Na maioria dos casos em que houve uma denúncia, pode haver alto risco, “mas esse risco não é gerido”, diz Daniel Cotrim. Ou seja: “Não são accionadas medidas de protecção imediatas nem há medidas de coacção aplicadas ao suspeito”.
Numa denúncia que indicia “alto risco” ou “situação urgente”, “as medidas de coacção do arguido ou as medidas de protecção da vítima devem ser aplicadas em 48 horas”. As medidas de protecção da vítima – como a tele-assistência ou vídeovigilância – dependem do consentimento do agressor.
O jurista e também assessor técnico da APAV, Frederico Moyano Marques, acrescenta que, quando o risco é elevado, “o órgão de polícia criminal [que recebe a denúncia] leva-a imediatamente ao conhecimento do Ministério Público (MP), no sentido de este promover junto do juiz de instrução criminal uma ou mais medidas de coacção”. Estas limitam os movimentos do agressor, com ou sem pulseira electrónica, impedindo-o de se aproximar da vítima, ou resultam, no limite, na medida mais gravosa, a prisão preventiva.
Depois das recentes alterações de 2015, a necessidade de acompanhar a denúncia dos resultados da avaliação de risco passou a estar prevista na lei. E isso é positivo, avalia Frederico Moyano Marques.
Por outro lado, as medidas de coacção são decididas por um juiz, na presença de provas, e os indícios nem sempre são entendidos como prova. “O testemunho da vítima não é suficiente”, diz Daniel Cotrim. E quando não existem marcas físicas ou depoimentos de testemunhas, não é possível obter prova. “Não se acredita logo na palavra da vítima” para aplicar as medidas de coacção, diz Daniel Cotrim.
Frederico Moyano Marques entende, por seu lado, que “em regra”, se a denúncia do órgão de polícia criminal segue para o MP acompanhada de uma avaliação de risco elevado, será porque esta já tem “associada situações de violência física”, com relatórios médicos, ou ameaças graves, quando há conhecimento de distúrbios, dependência de álcool ou de drogas, ou quando se comprova a posse de armas pelo cônjuge.

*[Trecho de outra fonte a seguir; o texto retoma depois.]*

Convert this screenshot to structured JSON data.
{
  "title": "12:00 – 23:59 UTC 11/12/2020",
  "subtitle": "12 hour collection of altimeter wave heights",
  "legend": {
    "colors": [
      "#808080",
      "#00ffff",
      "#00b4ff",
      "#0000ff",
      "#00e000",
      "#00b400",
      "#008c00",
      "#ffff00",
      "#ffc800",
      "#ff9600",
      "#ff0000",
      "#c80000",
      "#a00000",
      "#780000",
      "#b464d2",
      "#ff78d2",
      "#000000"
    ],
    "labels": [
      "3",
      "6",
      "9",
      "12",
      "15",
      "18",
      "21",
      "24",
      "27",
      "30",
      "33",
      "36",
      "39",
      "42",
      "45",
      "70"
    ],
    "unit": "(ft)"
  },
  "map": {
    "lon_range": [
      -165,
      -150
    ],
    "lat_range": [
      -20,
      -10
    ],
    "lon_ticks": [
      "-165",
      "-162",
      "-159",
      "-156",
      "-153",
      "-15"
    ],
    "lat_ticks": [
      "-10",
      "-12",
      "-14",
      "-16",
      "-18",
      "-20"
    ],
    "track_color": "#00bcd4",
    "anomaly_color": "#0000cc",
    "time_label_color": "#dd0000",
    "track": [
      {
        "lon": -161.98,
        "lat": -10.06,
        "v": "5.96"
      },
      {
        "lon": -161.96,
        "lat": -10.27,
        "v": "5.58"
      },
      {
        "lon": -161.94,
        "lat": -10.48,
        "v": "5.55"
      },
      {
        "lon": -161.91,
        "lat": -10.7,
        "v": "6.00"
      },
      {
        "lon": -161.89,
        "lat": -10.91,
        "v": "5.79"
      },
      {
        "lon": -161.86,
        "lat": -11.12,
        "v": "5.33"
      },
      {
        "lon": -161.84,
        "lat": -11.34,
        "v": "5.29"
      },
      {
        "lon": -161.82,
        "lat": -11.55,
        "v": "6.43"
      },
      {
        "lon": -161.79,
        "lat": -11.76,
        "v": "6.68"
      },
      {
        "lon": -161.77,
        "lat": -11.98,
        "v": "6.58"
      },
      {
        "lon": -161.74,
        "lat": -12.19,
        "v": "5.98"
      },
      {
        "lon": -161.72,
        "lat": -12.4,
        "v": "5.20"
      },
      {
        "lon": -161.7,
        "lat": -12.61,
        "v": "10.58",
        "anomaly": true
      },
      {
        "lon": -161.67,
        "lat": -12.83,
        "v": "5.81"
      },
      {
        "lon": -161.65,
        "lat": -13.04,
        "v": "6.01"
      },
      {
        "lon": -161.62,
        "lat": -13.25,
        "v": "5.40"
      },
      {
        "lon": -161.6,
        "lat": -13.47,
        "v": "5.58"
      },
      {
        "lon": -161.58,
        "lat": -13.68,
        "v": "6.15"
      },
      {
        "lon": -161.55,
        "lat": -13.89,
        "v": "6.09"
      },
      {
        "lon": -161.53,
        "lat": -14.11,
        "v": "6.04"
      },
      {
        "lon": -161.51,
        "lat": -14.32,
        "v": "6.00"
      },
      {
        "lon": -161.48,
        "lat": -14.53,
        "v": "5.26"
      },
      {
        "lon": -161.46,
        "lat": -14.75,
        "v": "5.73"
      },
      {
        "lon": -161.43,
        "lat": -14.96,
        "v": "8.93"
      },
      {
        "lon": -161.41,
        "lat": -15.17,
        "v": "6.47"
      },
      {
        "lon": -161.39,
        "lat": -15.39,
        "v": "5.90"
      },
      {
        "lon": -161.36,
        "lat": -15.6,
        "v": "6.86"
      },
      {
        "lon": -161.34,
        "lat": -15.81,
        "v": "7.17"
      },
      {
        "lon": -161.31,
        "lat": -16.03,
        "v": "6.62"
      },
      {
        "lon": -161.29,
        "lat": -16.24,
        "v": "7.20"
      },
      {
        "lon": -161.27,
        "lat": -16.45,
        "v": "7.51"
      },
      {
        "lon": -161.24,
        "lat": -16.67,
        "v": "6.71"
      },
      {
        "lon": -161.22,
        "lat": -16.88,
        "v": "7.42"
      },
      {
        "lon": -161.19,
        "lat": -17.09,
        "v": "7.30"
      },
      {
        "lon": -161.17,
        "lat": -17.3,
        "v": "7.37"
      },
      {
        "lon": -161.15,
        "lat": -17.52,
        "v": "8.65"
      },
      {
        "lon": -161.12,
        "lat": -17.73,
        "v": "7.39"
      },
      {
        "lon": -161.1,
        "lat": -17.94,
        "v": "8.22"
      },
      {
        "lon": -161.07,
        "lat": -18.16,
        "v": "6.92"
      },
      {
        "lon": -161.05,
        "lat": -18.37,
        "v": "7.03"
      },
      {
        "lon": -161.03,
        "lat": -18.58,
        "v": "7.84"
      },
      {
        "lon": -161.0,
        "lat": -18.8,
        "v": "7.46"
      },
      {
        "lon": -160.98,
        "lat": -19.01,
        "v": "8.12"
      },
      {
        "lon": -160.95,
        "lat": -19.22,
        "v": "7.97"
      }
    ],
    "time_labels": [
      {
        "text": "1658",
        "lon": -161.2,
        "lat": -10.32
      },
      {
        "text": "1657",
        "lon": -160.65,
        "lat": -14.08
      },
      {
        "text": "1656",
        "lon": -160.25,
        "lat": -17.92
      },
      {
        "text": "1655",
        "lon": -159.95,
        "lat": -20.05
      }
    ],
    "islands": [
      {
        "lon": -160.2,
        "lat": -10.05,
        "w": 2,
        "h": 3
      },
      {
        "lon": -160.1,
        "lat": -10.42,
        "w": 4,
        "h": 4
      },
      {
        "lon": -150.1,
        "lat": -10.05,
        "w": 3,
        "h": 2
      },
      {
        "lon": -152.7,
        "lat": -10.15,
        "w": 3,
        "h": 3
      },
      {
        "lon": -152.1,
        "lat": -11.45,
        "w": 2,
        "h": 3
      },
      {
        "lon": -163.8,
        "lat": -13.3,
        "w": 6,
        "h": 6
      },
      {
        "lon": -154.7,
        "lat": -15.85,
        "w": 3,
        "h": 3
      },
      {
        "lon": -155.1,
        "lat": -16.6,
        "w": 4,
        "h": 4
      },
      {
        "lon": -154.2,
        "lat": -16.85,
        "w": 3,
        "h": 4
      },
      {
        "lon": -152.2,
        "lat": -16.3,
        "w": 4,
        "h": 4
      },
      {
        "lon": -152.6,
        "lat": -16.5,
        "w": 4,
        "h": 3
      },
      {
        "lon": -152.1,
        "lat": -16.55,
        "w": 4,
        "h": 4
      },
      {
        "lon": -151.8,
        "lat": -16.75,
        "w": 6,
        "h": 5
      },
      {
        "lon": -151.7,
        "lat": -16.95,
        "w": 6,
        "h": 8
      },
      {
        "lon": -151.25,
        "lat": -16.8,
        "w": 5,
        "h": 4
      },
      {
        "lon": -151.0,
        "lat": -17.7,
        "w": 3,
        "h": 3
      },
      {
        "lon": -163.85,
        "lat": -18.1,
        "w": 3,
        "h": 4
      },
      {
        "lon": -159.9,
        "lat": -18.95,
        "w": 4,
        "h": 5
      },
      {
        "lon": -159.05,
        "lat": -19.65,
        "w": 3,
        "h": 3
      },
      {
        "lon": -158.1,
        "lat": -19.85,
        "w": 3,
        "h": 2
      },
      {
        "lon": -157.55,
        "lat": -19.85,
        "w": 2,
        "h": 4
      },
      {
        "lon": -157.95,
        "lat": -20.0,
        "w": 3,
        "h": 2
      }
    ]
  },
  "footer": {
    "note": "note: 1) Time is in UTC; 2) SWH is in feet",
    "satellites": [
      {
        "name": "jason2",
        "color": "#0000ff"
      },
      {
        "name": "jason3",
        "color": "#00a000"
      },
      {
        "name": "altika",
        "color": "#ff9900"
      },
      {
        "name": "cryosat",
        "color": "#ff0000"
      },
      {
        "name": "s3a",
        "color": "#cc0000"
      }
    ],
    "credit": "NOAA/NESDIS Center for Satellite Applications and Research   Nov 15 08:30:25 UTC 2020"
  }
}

São as avaliações de risco que definem a urgência dos procedimentos judiciais ou a celeridade com que este deve correr, mas também a frequência e tipo de vigilância prestada pelas Equipas de Proximidade e Apoio à Vítima da PSP.
Pode haver situações em que o risco é tido como baixo, e o caso vir afinal a revelar-se urgente, como aconteceu com a mulher assassinada em Setúbal, em Janeiro. Foi morta depois de a sua denúncia ter recebido uma avaliação de “baixo risco”, recordam vários jornais.
“As avaliações de risco não são previsões certeiras. Não salvam vidas, nem podem ajudar a prevenir situações de maior violência ou de morte”, diz Daniel Cotrim. “É preciso trabalhar, com as vítimas, planos de protecção adequados para manter esta pessoa, de alguma forma, protegida por organismos públicos e privados”, como os centros de saúde ou os gabinetes de apoio.
“As redes de protecção especializadas existem, mas apenas nalguns pontos do país”, diz.“Muito tem sido feito”, reconhece, com a criação de gabinetes de apoio à vítima e de equipas ou redes móveis. A situação melhorou, por exemplo, em Lisboa, ou na cidade do Porto. “O que é preciso é estender [esses novos modelos] a outros sítios”, conclui.